Both the "Greenspan is god" and "Greenspan is incompetent" viewpoints have their dangers. Seeing Greenspan as the all-powerful guardian of the stock market may have created a "moral hazard" — the idea that, because Mr. Greenspan would be there to save them (as he did Long Term Capital), investors would feel confident enough to take inappropriate risks. Seeing him as the embodiment of economic evil, meanwhile, is a convenient way for investors to avoid having to think about other economic events.
Some investors who relied on Mr. Greenspan may have been disillusioned by recent events, but others are not. "The fact that he is not infallible is not a surprise," economics professor and former Fed economist Christopher Carroll told the Atlanta Journal-Constitution recently. "There's definitely an element of primal human culture that wants there to be a Delphic oracle. Greenspan was slotted into that mythic role."
Perhaps no one should be expected to have the kind of control over the U.S. economy that people ascribe to Mr. Greenspan. Decades ago, the Federal Reserve might have had enough influence on financial markets to help steer the U.S. economy this way or that, but in the days of currency trading and derivatives, the Fed's moves are often accounted for before they occur. There are those who believe that the Fed changes rates because the markets tell it such a change is necessary, rather than the reverse.

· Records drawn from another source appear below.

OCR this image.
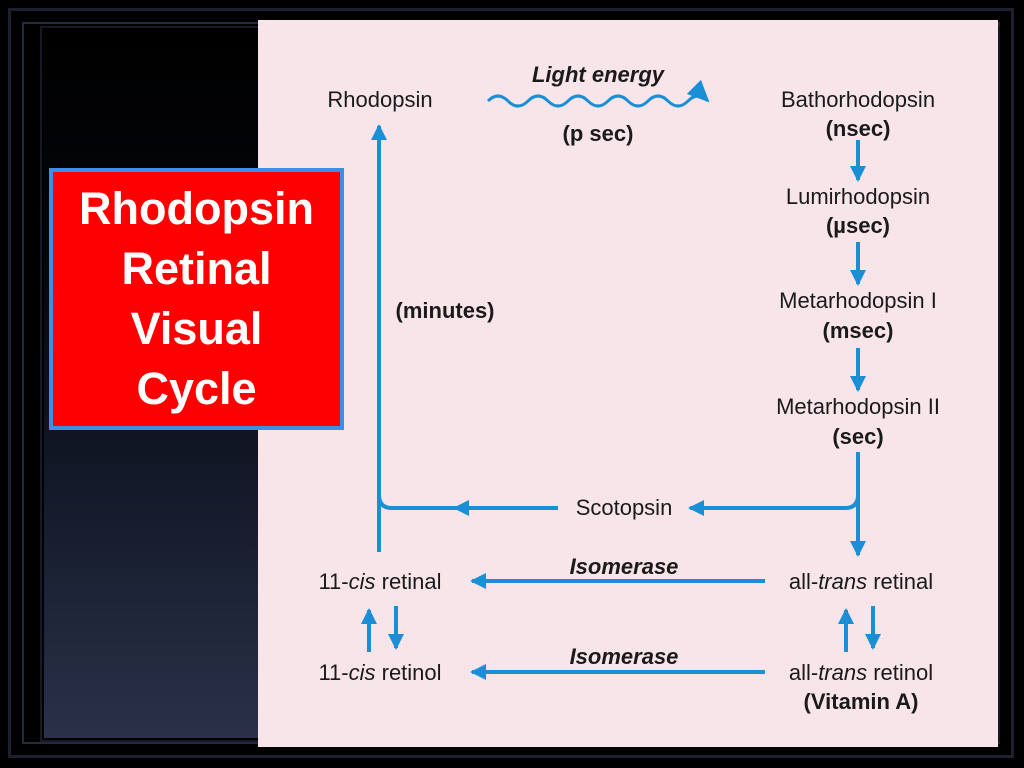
Rhodopsin
Retinal
Visual
Cycle
Rhodopsin
Light energy
(p sec)
Bathorhodopsin
(nsec)
Lumirhodopsin
(µsec)
Metarhodopsin I
(msec)
Metarhodopsin II
(sec)
(minutes)
Scotopsin
Isomerase
Isomerase
11-cis retinal
11-cis retinol
all-trans retinal
all-trans retinol
(Vitamin A)
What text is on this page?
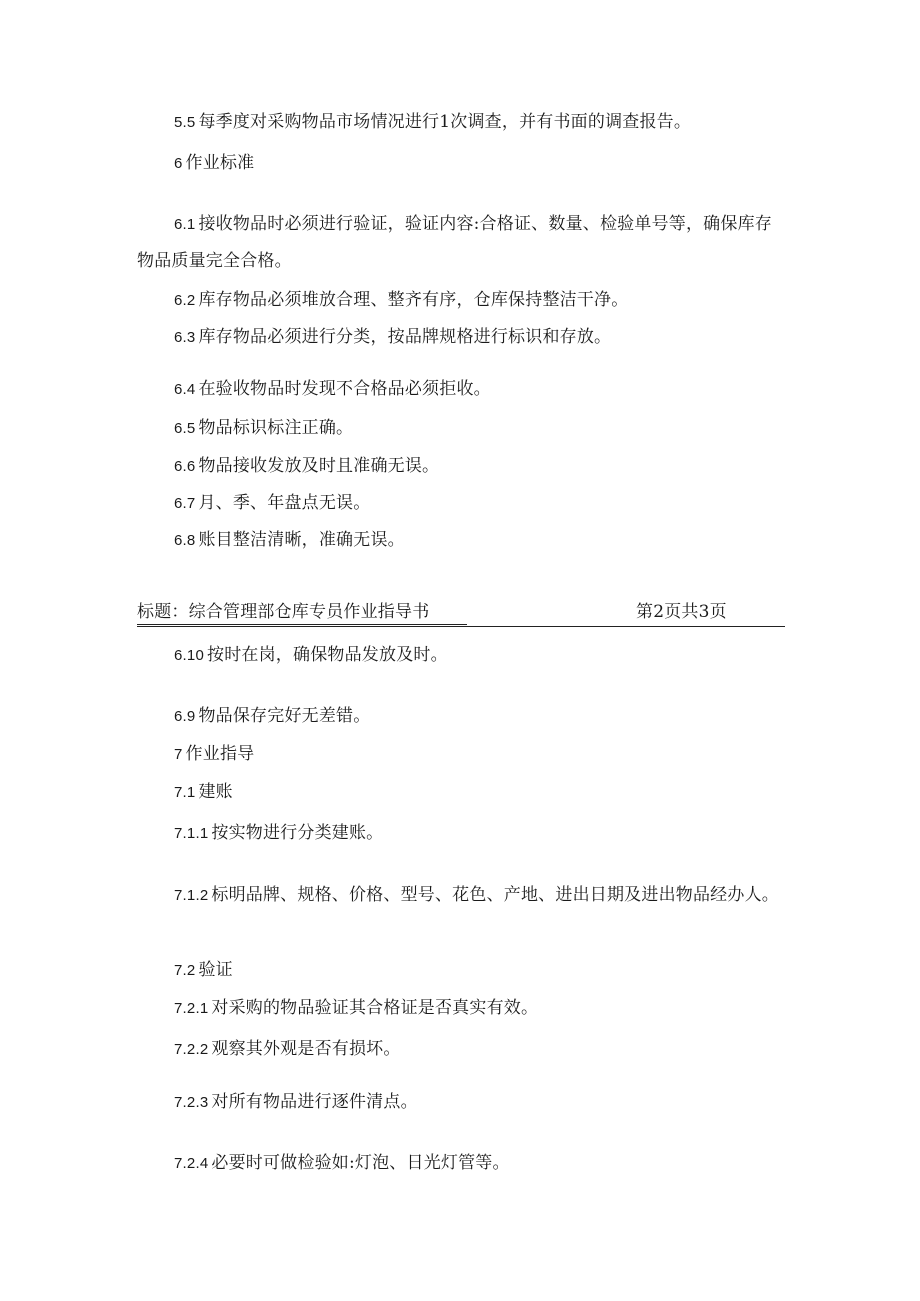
5.5 每季度对采购物品市场情况进行1次调查，并有书面的调查报告。
6 作业标准
6.1 接收物品时必须进行验证，验证内容:合格证、数量、检验单号等，确保库存物品质量完全合格。
6.2 库存物品必须堆放合理、整齐有序，仓库保持整洁干净。
6.3 库存物品必须进行分类，按品牌规格进行标识和存放。
6.4 在验收物品时发现不合格品必须拒收。
6.5 物品标识标注正确。
6.6 物品接收发放及时且准确无误。
6.7 月、季、年盘点无误。
6.8 账目整洁清晰，准确无误。
标题：综合管理部仓库专员作业指导书	第2页共3页
6.10 按时在岗，确保物品发放及时。
6.9 物品保存完好无差错。
7 作业指导
7.1 建账
7.1.1 按实物进行分类建账。
7.1.2 标明品牌、规格、价格、型号、花色、产地、进出日期及进出物品经办人。
7.2 验证
7.2.1 对采购的物品验证其合格证是否真实有效。
7.2.2 观察其外观是否有损坏。
7.2.3 对所有物品进行逐件清点。
7.2.4 必要时可做检验如:灯泡、日光灯管等。
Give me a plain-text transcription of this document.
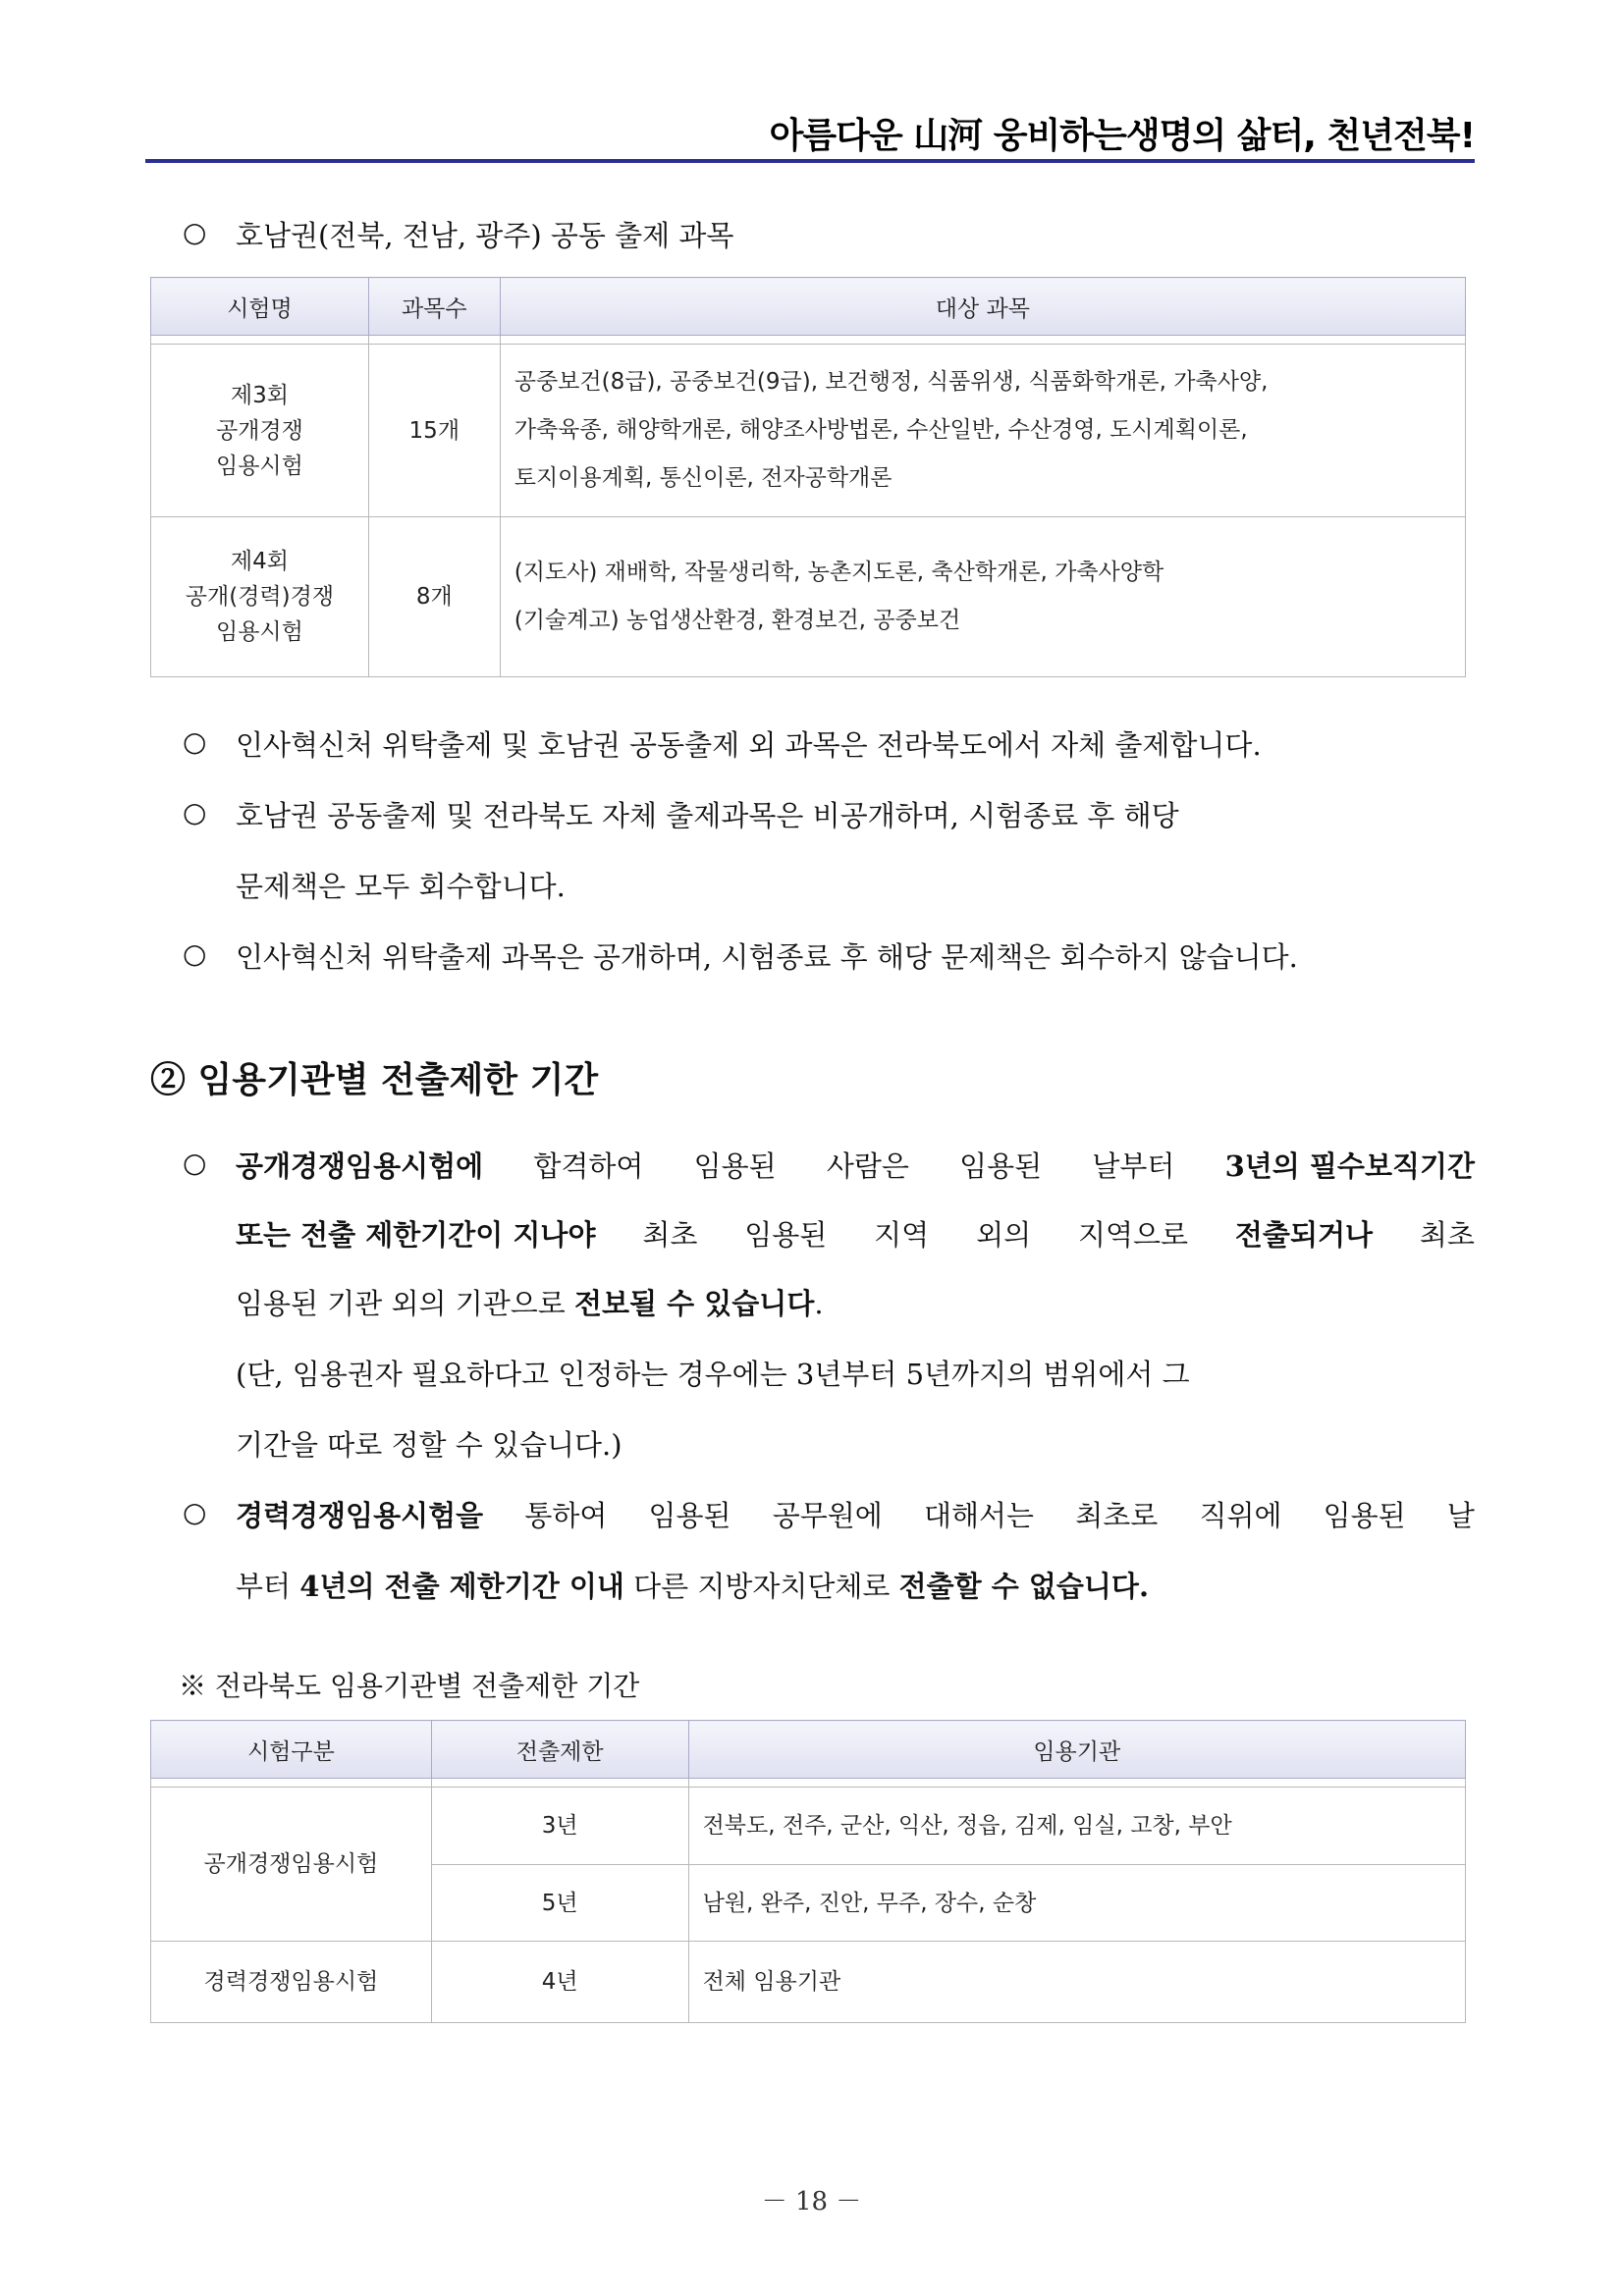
아름다운 山河 웅비하는생명의 삶터, 천년전북!
○ 호남권(전북, 전남, 광주) 공동 출제 과목
시험명	과목수	대상 과목

제3회
공개경쟁
임용시험	15개	공중보건(8급), 공중보건(9급), 보건행정, 식품위생, 식품화학개론, 가축사양,
가축육종, 해양학개론, 해양조사방법론, 수산일반, 수산경영, 도시계획이론,
토지이용계획, 통신이론, 전자공학개론

제4회
공개(경력)경쟁
임용시험	8개	(지도사) 재배학, 작물생리학, 농촌지도론, 축산학개론, 가축사양학
(기술계고) 농업생산환경, 환경보건, 공중보건
○ 인사혁신처 위탁출제 및 호남권 공동출제 외 과목은 전라북도에서 자체 출제합니다.
○ 호남권 공동출제 및 전라북도 자체 출제과목은 비공개하며, 시험종료 후 해당
문제책은 모두 회수합니다.
○ 인사혁신처 위탁출제 과목은 공개하며, 시험종료 후 해당 문제책은 회수하지 않습니다.
② 임용기관별 전출제한 기간
○ 공개경쟁임용시험에 합격하여 임용된 사람은 임용된 날부터 3년의 필수보직기간
또는 전출 제한기간이 지나야 최초 임용된 지역 외의 지역으로 전출되거나 최초
임용된 기관 외의 기관으로 전보될 수 있습니다.
(단, 임용권자 필요하다고 인정하는 경우에는 3년부터 5년까지의 범위에서 그
기간을 따로 정할 수 있습니다.)
○ 경력경쟁임용시험을 통하여 임용된 공무원에 대해서는 최초로 직위에 임용된 날
부터 4년의 전출 제한기간 이내 다른 지방자치단체로 전출할 수 없습니다.
※ 전라북도 임용기관별 전출제한 기간
시험구분	전출제한	임용기관

공개경쟁임용시험	3년	전북도, 전주, 군산, 익산, 정읍, 김제, 임실, 고창, 부안
	5년	남원, 완주, 진안, 무주, 장수, 순창
경력경쟁임용시험	4년	전체 임용기관
－ 18 －
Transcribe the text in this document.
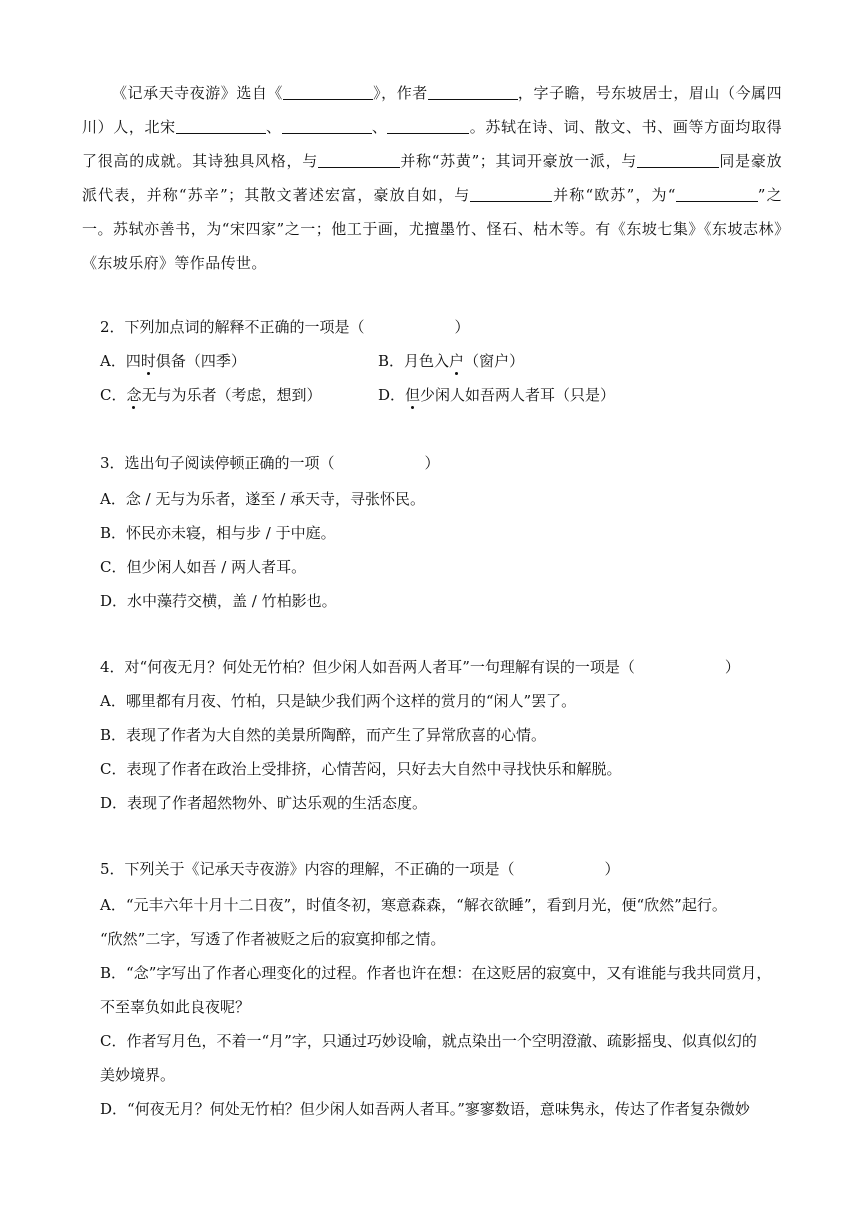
《记承天寺夜游》选自《	》，作者	，字子瞻，号东坡居士，眉山（今属四川）人，北宋	、	、	。苏轼在诗、词、散文、书、画等方面均取得了很高的成就。其诗独具风格，与	并称“苏黄”；其词开豪放一派，与	同是豪放派代表，并称“苏辛”；其散文著述宏富，豪放自如，与	并称“欧苏”，为“	”之一。苏轼亦善书，为“宋四家”之一；他工于画，尤擅墨竹、怪石、枯木等。有《东坡七集》《东坡志林》《东坡乐府》等作品传世。

2．下列加点词的解释不正确的一项是（	）

A．四时俱备（四季）	B．月色入户（窗户）

C．念无与为乐者（考虑，想到）	D．但少闲人如吾两人者耳（只是）

3．选出句子阅读停顿正确的一项（	）

A．念 / 无与为乐者，遂至 / 承天寺，寻张怀民。

B．怀民亦未寝，相与步 / 于中庭。

C．但少闲人如吾 / 两人者耳。

D．水中藻荇交横，盖 / 竹柏影也。

4．对“何夜无月？何处无竹柏？但少闲人如吾两人者耳”一句理解有误的一项是（	）

A．哪里都有月夜、竹柏，只是缺少我们两个这样的赏月的“闲人”罢了。

B．表现了作者为大自然的美景所陶醉，而产生了异常欣喜的心情。

C．表现了作者在政治上受排挤，心情苦闷，只好去大自然中寻找快乐和解脱。

D．表现了作者超然物外、旷达乐观的生活态度。

5．下列关于《记承天寺夜游》内容的理解，不正确的一项是（	）

A．“元丰六年十月十二日夜”，时值冬初，寒意森森，“解衣欲睡”，看到月光，便“欣然”起行。

“欣然”二字，写透了作者被贬之后的寂寞抑郁之情。

B．“念”字写出了作者心理变化的过程。作者也许在想：在这贬居的寂寞中，又有谁能与我共同赏月，

不至辜负如此良夜呢？

C．作者写月色，不着一“月”字，只通过巧妙设喻，就点染出一个空明澄澈、疏影摇曳、似真似幻的

美妙境界。

D．“何夜无月？何处无竹柏？但少闲人如吾两人者耳。”寥寥数语，意味隽永，传达了作者复杂微妙
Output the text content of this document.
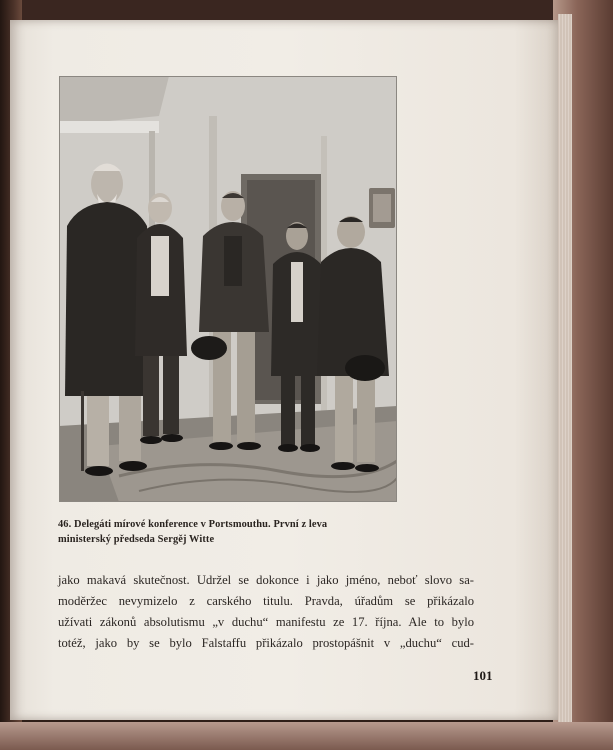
46. Delegáti mírové konference v Portsmouthu. První z leva
ministerský předseda Sergěj Witte

jako makavá skutečnost. Udržel se dokonce i jako jméno, neboť slovo sa-
moděržec nevymizelo z carského titulu. Pravda, úřadům se přikázalo
užívati zákonů absolutismu „v duchu“ manifestu ze 17. října. Ale to bylo
totéž, jako by se bylo Falstaffu přikázalo prostopášnit v „duchu“ cud-

101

Nobel Prize-winning economist Milton Friedman, in fact, has argued that the Federal Reserve should be abolished, since it is either not very good at or perhaps even incapable of influencing the economy, and any money-supply related duties could be carried out by a computer set up with buy and sell criteria. If that ever happened, of course, we could all look forward to long articles praising the computer — and equally long pieces attacking it and its programmer for screwing up the entire economy.